Even though smart phones have revolutionized the speed and convenience of our communications, access to information, media and even entertainment, there is another side to this popular gadget that we're going to talk about that today as we look at the risks from overusing smart phones.
Many folks are aware of the problems of distraction and rudeness that are associated with smart phones; things like texting while driving or sitting at the dinner table. Others report that smart phones can distract parents from watching their kids or husbands and wives from paying attention to each other. Research has also shown that heavy use of smart phones create serious psychological risks. Folks who are always "on" their phones are at significantly higher risk for a number of psychological problems because having access to the net 24/7 impairs ability to be patient and overloads our brains with more input than they can process. Here are four examples:
- Increased impatience and increased stress;
- Impaired concentration;
- Reduced creativity; and
- Addictive behaviors. Here is why.
Increased Stress: Smart phones are great when they work but they don't always work. Reduced tolerance for waiting is a serious problem created by instant gratification of the internet and "chat" technology. While we were accustomed to and expected to wait with older technologies, the information superhighway has shortened our tolerances so that when we are forced to wait due to glitches, we become emotionally and even physically stressed. (Think about how it felt the last time you computer crashed or you lost important data you didn't have backed up.)
Impaired Concentration and reduced Attention Spans : Pocket PC's have created a 24/7 version of the channel clicker. Like Seinfeld used to say, folks aren't interested in what is on a given TV channel, they are interested in "what else" is on. Smart phone makes the infinite variety of the internet available to us at time or place. While this access is convenient, it also can overload our brain's capacity to digest and process all the information. We go into overload and are unable to concentrate on any one task.
Reduced Creativity: Science has learned that, in fact, our brains need periods of down time in order to function at their highest levels and to be creative. Constant stimulation from the internet and social networks do not allow for these necessary breaks.
How to know if You're addicted. On study suggests that smart phones are as addictive as cigarettes. Activities to which one is not addicted are done for pleasure. Addictive behaviors are done to prevent withdrawal symptoms which are very unpleasant. Ask yourself. " How do I feel if I am unable to check my Facebook or Twitter page ?" Do I feel bad if I'm unable to go online?

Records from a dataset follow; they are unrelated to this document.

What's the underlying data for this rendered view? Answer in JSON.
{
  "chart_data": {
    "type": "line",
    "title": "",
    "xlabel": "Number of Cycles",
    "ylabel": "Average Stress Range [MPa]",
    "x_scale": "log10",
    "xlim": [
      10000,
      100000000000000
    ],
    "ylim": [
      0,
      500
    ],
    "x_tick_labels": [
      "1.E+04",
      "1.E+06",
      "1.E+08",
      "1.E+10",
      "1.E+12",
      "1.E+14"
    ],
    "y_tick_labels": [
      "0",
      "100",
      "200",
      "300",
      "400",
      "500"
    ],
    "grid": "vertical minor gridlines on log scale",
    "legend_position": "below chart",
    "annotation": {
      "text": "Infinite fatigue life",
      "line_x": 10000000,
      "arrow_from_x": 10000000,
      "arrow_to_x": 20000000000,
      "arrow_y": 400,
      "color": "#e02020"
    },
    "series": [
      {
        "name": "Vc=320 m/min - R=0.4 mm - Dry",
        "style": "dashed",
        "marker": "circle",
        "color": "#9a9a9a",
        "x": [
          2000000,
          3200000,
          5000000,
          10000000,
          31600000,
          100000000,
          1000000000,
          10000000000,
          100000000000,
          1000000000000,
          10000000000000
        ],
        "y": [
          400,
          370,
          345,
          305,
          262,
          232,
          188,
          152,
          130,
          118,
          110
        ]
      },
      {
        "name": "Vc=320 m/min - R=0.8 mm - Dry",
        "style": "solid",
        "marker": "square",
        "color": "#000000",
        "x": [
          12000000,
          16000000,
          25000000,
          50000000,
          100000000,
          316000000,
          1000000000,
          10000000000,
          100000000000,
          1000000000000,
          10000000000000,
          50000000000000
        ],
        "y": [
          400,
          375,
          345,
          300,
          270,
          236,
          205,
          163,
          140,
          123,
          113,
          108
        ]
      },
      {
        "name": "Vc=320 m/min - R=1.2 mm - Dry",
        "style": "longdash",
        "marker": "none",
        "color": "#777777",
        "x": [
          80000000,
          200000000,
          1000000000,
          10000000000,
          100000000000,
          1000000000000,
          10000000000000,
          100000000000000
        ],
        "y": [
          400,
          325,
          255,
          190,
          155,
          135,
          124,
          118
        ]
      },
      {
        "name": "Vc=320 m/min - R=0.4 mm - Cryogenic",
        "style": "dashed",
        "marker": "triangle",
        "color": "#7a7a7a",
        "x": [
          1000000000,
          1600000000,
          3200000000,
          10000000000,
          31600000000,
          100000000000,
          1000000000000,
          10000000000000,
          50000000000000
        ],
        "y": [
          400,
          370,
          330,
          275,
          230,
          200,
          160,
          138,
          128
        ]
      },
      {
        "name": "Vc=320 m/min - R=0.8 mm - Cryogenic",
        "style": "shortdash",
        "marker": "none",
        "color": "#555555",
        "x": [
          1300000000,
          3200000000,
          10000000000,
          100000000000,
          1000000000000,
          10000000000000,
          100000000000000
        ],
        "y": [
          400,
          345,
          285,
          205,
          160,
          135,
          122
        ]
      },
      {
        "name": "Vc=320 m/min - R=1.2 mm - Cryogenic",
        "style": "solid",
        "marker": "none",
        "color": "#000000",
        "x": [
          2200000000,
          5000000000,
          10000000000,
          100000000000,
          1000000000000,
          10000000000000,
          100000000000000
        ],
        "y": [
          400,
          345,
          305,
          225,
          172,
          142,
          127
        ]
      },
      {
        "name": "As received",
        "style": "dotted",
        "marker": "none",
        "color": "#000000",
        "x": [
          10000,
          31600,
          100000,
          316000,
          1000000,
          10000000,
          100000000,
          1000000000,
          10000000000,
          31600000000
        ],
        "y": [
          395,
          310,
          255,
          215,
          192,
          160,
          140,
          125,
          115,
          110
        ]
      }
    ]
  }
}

Tips for Managing Smart Phone Use:
I am not against technology and I enjoy the benefits of the internet and my smart phone as much as anyone. However, the keys to preventing serious social, psychological and even physical problems are easy to do:
- Awareness and Self Monitoring It is important to know how often and how long you are on your smart phone. Try counting the number of times you "check" your facebook page an clock the amount of time you spend on it . (Be honest.) The numbers may surprise you. Do they sound reasonable or excessive?
- Set Limits and Use with Moderation . Parents need to monitor and set limits on internet use for their kids and adults need to do the same for themselves.
- Taking breaks from using your phone.
- Have Low-Tech Back Ups (like writing letters) to prevent over-dependence on the device.
- Keeping a Realistic Perspective about time and speed. Challenge the assumption that I must have something immediately. Ask yourself: "Is my life really ruined if my computer is down for an hour or even a week ?.
These remarks were prepared by the Rev. Michael Heath, LMHC for Bridge Street, 8 9 2011.